The OT historical-background regarding the Servant of the Lord was not understood as messianic in function, but was mysterious or symbolic because the intertestamental-period Judaism's interpretation of the Messiah was militaristic not a servant, and in postbiblical-period Judaism there is no evidence identifying these songs as messianic since Christians claimed it.
Hence, first century Christians understood these texts as messianic because they found strong evidence in the life and fulfillment of Jesus Christ as servant [i.e. typology]. Below are the four classic texts regarded as the "Servant Songs" of Isaiah. As Schreiner points out that these passages "are represented by a particular person, one who atones for the sin of the people [i.e. Jesus Christ]."

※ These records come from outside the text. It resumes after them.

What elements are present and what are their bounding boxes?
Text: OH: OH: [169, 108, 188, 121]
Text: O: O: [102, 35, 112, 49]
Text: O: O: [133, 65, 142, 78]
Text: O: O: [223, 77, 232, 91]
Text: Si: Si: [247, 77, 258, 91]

There are four poetic passages known in the OT as the "Songs of the Servant of Yahweh":
1. First Song: The servant proclaims he is the chosen one and given the Spirit to establish justice (42:1–4).
2. Second Song: The servant reveals and identifies himself as one called by God before birth for the nations (Isa. 49:1-6).
3. Third Song: The servant declares his confidence in God even in the face of oppression and persecution (Isa. 50:4-11).
4. Fourth Song: The servant suffers and dies on behalf of others so they can be healed (Isa. 52:13-53:12).
As a result, the Servant Songs in Isaiah identify the Servant of the Lord as a king, prophet, and new Moses. Israel is identified as the children of Abraham, his chose servant (cf. Isa. 41:8-9; 44:1-2; 45:4). God's chosen servant, Israel, fails to see and hear God's word making them flawed and sinful. Thus, the Servant of the Lord suffers and dies for them to forgiven and redeem them from exile (cf. Isa. 44:21-22; 48:20).
These theological realities were not realized until the coming of one like the Son of Man, Jesus Christ. The Servant of the Lord is personified in the person of Jesus Christ, who as servant is both Israel and transcends Israel because he is chosen by God the Father, and fulfills the requirements and commandments given to Israel. Therefore, it is appropriate to say that the "gospel according to Isaiah 53" is displayed by the righteous Servant of the Lord who suffered and died for the sake of transgressors. Amen!